As luck would have it, the international film community got a hold of the film and after it won prestigious awards the Russian authorities relented.
It received a limited release in specified theatres in Moscow and St. Petersburg only. The film cost about $800,000, a bargain by any standards. Although it took 73 days to shoot the production lasted over fours years as the money repeatedly ran out.
The film is harsh and grating at times but it has a mysterious foreboding about it that is reminiscent of “Blair Witch Project” with a David Lynch edge.
Ostensibly about the evils of cloning, director Khrzhanovsky says the film is more about the evils of a robotized human race than about genetic engineering per se’.
The overall plot of the film came from an actual meeting of the director, his friend and a prostitute in a late-night city bar. Khrzhanovsky and his friend, who knew the real profession of the prostitute, made up fake stories about who they were and what they did. Their false professions were that of a cloning scientist working on secret projects and a government operative. The girl made up her false identity about being a sales manager.
Some time later Khrzhanovsky thought about that night and formed a story of cloning experiments hidden for years in the isolated slums of suburban Moscow. He took the idea to author Vladimir Sorokin, one of the most famous Russian post-modern authors (in 2001 Sorokin received both the National Booker Award and the Award of Andrey Beliy for outstanding contributions to Russian literature).
To his amazement Sorokin agreed to write a screenplay based on the story. The end result is a surrealistic trip through an industrial wasteland of wild dogs, dark, muddy streets and discarded, faceless remnants of humanity. The forgotten results of failed social experiments, they are left to make with heads molded of chewed bread and live semi-conscious lives under the influence of poisonous moonshine.
The film starts with a recreation of that fateful night of the meeting of the two men and the girl. They make up their stories and go their separate ways.
The girl makes her way through the polluted and toxic mud of the industrial suburbs to the land of the forgotten, occupied by clones of the oldest experiments dating back to the post-war USSR.
The girl is one of four, her sister has died and she will take part in the wake, an extended drunken misery in which we become a part of the failure of society. One of the men is arrested for his failure and lack of discipline and sent off to war. The other continues his real job as a meat salesman and is obsessed with a new brand of round pig. He didn’t even know they existed and now they are everywhere, frozen in lockers for years.
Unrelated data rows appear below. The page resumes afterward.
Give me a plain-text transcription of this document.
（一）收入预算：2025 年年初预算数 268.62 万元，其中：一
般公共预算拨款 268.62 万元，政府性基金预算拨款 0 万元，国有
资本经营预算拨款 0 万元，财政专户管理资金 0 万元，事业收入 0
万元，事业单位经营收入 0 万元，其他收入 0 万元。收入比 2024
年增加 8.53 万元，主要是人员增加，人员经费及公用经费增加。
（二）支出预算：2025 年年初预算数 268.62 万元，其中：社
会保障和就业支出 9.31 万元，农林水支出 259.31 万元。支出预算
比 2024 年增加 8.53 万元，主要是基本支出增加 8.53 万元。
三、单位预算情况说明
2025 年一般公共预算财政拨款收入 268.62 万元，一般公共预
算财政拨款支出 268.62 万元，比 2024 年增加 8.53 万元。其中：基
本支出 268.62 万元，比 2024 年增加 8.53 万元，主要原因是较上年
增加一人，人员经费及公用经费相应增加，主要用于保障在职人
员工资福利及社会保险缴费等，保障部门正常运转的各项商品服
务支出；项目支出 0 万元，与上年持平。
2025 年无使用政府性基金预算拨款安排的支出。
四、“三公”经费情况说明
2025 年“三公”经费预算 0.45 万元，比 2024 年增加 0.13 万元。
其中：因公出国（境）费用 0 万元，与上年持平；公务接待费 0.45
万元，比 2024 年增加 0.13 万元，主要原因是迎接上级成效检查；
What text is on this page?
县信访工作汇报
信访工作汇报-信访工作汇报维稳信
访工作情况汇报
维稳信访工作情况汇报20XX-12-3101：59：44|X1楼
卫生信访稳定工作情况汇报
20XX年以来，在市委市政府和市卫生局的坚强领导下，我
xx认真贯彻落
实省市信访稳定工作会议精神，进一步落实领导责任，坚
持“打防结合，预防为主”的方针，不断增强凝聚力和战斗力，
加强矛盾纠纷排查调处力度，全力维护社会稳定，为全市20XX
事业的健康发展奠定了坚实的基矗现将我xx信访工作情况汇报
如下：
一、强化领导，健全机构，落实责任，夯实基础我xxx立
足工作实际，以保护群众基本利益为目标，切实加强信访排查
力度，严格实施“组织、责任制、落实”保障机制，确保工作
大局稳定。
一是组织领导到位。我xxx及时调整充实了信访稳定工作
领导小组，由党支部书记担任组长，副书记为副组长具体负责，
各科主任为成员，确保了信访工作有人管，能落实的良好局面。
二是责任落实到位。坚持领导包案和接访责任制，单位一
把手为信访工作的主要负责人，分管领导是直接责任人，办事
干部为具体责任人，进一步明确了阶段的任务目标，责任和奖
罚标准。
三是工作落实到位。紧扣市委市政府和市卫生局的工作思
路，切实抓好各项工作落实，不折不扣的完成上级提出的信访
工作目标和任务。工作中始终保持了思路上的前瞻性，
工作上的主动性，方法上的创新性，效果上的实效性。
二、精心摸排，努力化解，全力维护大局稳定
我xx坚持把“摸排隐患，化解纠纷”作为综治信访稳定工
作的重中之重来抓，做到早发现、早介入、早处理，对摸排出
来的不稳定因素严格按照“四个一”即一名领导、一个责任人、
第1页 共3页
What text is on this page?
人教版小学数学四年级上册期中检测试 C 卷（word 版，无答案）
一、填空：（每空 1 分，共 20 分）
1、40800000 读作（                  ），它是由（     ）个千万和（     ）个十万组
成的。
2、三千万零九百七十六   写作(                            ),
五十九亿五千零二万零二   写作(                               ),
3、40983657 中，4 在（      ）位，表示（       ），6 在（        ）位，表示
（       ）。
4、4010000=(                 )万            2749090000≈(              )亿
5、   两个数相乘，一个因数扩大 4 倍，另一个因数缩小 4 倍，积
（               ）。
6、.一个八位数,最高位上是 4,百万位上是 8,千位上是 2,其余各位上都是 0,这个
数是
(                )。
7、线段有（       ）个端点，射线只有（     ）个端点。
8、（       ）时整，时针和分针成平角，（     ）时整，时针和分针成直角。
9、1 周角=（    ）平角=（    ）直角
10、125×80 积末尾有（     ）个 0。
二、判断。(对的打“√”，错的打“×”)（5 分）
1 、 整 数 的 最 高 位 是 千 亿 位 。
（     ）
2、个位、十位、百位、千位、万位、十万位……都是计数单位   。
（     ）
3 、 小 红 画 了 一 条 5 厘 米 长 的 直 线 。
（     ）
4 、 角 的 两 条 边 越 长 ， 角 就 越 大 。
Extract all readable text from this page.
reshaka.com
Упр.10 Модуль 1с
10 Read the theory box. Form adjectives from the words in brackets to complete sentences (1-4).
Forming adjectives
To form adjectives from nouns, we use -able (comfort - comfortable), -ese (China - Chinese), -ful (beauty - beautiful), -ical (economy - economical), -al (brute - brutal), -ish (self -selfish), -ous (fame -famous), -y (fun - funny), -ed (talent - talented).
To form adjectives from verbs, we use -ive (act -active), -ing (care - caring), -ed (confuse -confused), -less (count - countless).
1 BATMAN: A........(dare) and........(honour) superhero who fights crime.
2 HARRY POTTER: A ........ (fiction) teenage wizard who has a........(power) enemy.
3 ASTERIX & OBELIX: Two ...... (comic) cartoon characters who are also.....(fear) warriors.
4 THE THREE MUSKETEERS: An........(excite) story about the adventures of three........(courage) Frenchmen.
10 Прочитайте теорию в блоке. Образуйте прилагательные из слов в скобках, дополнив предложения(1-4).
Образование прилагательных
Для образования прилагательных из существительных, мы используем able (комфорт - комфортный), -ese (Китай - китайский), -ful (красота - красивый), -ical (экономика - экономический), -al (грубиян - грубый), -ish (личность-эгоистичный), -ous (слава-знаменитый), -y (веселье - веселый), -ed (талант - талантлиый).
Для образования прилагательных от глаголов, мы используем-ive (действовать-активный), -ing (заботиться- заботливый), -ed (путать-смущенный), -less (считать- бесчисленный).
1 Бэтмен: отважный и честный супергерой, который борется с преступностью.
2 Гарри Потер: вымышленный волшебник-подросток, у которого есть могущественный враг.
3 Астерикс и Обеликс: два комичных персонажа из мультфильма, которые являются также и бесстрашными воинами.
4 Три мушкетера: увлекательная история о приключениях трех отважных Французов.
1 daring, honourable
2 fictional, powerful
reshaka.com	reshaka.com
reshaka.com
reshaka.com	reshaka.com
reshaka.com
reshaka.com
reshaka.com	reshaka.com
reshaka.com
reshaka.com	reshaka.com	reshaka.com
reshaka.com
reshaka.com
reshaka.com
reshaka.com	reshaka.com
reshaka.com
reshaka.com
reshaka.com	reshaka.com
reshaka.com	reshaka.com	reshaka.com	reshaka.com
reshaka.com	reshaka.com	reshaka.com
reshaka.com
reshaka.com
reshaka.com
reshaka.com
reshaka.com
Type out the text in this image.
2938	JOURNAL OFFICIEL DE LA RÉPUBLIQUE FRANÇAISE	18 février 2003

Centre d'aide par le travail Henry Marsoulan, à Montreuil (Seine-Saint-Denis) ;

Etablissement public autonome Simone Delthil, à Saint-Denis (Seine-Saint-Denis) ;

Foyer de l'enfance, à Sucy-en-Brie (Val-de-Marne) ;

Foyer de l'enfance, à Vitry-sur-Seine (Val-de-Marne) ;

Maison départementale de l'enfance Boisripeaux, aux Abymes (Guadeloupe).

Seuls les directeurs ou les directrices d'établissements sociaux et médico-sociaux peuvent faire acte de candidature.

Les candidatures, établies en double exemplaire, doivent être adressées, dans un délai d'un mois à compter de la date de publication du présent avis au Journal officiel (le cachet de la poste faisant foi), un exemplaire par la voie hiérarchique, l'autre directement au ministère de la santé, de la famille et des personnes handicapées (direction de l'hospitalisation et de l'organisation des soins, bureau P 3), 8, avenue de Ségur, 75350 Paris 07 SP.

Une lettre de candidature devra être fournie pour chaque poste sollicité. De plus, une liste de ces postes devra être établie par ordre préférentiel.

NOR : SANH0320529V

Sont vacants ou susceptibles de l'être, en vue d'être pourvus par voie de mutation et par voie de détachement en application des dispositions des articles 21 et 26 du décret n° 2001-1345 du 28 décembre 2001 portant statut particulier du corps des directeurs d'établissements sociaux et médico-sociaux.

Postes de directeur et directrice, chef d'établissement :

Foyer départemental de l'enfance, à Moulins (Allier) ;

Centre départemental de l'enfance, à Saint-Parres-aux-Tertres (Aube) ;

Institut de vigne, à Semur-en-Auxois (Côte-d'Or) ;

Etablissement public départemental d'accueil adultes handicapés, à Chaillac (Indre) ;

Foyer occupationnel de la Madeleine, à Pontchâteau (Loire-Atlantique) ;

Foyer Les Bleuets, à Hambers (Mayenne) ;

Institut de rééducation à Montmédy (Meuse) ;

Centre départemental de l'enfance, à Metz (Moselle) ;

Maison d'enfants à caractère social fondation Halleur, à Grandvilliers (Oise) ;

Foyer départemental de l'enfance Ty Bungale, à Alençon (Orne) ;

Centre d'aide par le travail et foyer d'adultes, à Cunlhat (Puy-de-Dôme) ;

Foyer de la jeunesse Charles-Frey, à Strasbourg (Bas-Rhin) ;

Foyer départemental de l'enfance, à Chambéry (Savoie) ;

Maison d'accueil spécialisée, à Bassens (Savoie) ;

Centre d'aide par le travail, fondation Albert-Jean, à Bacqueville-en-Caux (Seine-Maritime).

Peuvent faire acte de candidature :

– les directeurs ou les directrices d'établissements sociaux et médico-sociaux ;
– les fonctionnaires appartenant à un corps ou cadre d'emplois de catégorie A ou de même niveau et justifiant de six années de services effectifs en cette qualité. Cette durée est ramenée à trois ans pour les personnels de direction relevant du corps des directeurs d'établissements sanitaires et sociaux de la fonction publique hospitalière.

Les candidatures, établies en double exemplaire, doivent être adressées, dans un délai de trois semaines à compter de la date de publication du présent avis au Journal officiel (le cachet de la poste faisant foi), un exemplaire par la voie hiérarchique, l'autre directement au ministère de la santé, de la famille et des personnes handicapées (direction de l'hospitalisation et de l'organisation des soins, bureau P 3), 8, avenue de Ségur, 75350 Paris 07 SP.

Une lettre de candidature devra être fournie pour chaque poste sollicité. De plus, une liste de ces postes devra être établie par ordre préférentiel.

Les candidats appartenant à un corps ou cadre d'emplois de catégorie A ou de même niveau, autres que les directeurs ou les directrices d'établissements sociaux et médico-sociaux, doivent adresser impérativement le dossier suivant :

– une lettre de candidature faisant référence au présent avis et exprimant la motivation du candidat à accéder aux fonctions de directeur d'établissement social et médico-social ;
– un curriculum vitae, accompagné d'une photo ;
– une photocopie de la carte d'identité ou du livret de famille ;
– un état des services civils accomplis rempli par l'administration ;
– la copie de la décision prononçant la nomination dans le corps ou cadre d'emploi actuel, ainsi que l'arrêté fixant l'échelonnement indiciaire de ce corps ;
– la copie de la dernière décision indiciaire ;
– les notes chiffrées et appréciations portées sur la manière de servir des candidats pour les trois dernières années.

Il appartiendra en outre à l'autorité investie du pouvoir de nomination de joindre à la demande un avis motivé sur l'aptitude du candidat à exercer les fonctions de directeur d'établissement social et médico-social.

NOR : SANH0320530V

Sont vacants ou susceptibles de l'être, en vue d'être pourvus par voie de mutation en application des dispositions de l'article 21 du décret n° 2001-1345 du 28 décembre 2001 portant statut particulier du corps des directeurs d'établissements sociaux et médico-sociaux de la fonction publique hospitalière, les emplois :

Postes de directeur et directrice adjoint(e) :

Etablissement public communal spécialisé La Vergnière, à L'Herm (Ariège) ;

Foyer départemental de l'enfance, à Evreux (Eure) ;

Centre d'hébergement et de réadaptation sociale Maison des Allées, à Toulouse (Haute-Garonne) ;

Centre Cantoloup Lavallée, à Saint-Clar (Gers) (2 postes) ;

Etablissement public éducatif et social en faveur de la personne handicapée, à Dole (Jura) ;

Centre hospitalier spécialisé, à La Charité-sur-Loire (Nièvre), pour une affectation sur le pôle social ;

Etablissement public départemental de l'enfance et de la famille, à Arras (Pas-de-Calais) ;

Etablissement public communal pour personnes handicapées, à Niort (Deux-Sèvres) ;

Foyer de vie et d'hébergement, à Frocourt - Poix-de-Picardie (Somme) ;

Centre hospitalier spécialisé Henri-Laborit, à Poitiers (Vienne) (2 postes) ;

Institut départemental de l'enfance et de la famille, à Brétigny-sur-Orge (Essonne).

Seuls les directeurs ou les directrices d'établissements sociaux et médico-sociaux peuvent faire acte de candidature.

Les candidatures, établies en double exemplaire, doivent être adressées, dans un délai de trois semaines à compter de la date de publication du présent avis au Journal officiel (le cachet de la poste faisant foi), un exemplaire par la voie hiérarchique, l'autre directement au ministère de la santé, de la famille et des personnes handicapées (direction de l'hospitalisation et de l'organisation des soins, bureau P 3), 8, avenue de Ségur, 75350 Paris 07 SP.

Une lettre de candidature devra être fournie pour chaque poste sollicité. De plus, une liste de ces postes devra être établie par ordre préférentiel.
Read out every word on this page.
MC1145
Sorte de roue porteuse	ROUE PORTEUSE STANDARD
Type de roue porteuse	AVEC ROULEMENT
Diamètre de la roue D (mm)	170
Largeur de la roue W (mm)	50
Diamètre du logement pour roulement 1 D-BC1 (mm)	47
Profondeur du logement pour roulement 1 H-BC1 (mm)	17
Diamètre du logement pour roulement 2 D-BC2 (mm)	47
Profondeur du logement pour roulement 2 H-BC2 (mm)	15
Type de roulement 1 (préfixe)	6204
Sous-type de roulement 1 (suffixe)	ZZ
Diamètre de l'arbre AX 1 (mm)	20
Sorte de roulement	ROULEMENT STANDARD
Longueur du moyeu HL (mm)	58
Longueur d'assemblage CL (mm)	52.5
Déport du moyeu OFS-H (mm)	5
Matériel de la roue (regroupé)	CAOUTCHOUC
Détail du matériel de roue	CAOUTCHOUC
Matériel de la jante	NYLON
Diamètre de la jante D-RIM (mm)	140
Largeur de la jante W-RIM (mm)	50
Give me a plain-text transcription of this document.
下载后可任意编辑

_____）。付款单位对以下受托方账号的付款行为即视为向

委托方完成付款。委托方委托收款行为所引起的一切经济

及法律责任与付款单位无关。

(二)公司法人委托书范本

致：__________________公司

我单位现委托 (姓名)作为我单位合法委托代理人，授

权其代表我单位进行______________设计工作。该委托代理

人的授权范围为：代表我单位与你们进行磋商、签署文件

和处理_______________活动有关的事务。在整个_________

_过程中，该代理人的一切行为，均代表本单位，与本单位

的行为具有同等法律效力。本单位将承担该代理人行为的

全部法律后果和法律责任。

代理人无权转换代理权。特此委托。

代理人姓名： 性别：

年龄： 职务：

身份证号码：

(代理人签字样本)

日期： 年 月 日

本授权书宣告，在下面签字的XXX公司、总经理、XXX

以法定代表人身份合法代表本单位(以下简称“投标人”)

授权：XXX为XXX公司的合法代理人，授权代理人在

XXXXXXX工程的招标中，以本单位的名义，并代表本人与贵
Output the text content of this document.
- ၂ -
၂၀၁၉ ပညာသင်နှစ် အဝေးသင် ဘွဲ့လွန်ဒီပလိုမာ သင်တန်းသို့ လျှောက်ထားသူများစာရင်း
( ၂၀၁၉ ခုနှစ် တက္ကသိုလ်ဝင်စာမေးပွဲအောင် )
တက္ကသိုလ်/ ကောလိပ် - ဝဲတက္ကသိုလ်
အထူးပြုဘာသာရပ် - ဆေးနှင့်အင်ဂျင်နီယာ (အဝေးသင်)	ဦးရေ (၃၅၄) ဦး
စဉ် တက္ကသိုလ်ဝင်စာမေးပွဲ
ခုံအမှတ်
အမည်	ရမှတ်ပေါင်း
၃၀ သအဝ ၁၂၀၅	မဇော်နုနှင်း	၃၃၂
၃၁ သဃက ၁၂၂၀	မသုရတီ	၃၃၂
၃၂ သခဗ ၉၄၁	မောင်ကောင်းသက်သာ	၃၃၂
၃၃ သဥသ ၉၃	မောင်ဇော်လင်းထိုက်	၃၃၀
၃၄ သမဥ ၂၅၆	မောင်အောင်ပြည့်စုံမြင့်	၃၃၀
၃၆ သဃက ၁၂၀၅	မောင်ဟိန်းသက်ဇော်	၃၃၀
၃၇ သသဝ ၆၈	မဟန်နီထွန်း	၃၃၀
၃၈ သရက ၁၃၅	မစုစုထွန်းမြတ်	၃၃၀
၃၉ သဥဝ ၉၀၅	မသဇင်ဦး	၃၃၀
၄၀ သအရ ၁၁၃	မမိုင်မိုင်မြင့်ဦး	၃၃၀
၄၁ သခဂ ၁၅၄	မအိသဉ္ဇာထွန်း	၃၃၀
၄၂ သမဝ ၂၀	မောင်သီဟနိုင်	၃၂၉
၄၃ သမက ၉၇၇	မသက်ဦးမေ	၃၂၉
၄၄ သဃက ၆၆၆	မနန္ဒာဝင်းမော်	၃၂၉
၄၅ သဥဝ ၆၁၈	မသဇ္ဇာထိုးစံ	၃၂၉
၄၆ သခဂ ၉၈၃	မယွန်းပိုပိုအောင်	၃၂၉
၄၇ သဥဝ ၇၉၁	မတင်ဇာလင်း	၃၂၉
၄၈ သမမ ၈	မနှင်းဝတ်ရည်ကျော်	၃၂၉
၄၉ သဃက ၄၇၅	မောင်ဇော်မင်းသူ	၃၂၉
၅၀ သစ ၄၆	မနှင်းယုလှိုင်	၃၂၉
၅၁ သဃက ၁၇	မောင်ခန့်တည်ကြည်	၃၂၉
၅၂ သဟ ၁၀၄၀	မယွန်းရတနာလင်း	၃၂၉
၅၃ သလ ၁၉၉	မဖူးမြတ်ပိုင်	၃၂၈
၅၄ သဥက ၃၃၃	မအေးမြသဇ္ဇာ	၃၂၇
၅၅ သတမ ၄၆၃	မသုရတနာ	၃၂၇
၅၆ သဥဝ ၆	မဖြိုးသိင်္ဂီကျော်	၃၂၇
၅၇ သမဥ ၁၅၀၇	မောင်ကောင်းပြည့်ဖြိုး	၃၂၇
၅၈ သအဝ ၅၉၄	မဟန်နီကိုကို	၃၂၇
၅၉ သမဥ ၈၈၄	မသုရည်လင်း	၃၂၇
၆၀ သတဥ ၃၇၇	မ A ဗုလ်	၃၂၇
An endless supply of round pigs, succulent to the taste.
After death of the girl’s sister, the hags have no one to shape the heads of the dolls from the soft bread the women chew into a clay-like mass. They try to make a mold but the dolls don’t look right.
They are all the same now, without the hand of the one women who could bring them to life. The dolls are a failure and the women rant in their drunken delusion.
With its darkness and hidden thoughts this film reflects David Lynch’s creepy and mystical wanderings through the miasma of the collective unconscious of the guilty and fearful.
There is a link as well (inadvertent?) to Soderburgh’s recent “Bubble” about the sudden cracking of the social fabric in a doll factory in West Virginia and, of course, the kinship to the original “Frankenstein” cautionary legend of the human creation of life.
The cinematography is basic 35mm in color, much hand-held, and recreates the feeling of the dark underground in last year’s “Kontroll,” (Hungarian--Nimród Antal).
This is not an easy film to watch, with its seemingly endless writhing and wringing. But it is worth the effort and gives food for thought after the viewing, something all too rare these days.